Purpose : A point mutation in Prph2 gene triggers Central Aerolar Choroidal Dystrophy (CACD), which is characterized by a progressive photoreceptor degeneration, leading to blindness. CRISPR/Cas9 system was used to generate a Prph2 WT/KI mice model by introducing a point mutation Arg195Leu in Prph2 gene, mimicking the human pathology. Here, we aim to evaluate the transcriptomic profile of Prph2 WT/KI mice and specifically to investigate the expression pattern of genes involved in visual pathways.
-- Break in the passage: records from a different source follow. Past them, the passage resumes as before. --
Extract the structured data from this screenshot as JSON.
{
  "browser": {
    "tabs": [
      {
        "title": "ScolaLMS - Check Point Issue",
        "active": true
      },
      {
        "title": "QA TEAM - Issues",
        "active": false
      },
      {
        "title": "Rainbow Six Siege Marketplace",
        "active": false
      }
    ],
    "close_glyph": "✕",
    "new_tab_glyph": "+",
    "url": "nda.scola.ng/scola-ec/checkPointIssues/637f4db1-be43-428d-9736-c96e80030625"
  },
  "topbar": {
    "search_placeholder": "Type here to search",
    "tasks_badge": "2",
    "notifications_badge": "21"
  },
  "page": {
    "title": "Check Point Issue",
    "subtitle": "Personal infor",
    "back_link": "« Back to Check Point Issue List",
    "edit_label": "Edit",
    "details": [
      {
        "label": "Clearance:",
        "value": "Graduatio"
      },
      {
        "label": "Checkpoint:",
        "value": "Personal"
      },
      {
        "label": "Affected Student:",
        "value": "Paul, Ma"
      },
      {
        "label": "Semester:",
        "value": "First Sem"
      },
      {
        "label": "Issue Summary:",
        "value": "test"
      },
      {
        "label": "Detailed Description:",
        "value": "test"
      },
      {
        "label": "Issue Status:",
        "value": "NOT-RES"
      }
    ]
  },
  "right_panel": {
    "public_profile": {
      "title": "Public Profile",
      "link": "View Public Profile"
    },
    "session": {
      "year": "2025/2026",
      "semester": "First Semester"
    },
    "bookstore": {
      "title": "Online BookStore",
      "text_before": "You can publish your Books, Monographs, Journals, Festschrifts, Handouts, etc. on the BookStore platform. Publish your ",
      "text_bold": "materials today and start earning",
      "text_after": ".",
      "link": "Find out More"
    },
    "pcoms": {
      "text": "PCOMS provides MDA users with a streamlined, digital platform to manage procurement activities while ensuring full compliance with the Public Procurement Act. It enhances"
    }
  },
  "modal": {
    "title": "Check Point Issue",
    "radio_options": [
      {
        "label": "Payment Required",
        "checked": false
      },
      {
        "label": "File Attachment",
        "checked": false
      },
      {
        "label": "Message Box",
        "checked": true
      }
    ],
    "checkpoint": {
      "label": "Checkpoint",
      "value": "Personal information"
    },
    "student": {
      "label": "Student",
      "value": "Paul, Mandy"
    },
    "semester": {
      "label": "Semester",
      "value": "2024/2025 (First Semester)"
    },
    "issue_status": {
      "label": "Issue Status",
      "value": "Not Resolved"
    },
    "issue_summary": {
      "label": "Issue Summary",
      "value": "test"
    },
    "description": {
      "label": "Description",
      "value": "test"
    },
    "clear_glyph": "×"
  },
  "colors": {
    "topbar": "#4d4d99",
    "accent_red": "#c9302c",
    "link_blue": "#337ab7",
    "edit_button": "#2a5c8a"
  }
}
Methods : Male and females Prph2 WT/KI and Prph2 WT/WT (control) at different ages were included. Electroretinographic recordings (ERG) were used to evaluate the electrical response to light stimulus of retinas from Prph2 WT/WT and Prph2 WT/KI mice. The neural retina from the same mice were used to perform transcriptomic analysis by total RNA sequencing. Differential expression analysis between specified groups was performed using DESeq2. Genes with adjusted P value (< 0.05) and log2 fold change (≥ 1.0 or ≤ −1.0) were labelled as differentially expressed genes for each comparison. According to these results, enrichment analysis for biological processes and function pathways affected was performed in EnrichR website. Visualization of pathway enrichment analysis were performed using R ggplot2 package.

Results : Impaired visual function was registered in Prph2WT/KI compared to control mice in an age-dependent manner. The a- and b-wave values registered in ERG responses began to decrease after 6 months of age in Prph2 WT/KI compared to Prph2 WT/WT. However, the RNA-seq data shows that visual cycle related genes such as RPE65, Rho and L-rat were already deregulated from the first month of birth in Prph2WT/KI compared to Prph2WT/WT. This gene deregulation becomes more evident across the age when the electrical response of the retina is already greatly impaired.

Conclusions : Although the impairment of visual function in Prph2 WT/KI mice only appears from 6 six-month age, earlier alterations in the expression pattern of genes involved in visual cycle were detected.

This abstract was presented at the 2024 ARVO Annual Meeting, held in Seattle, WA, May 5-9, 2024.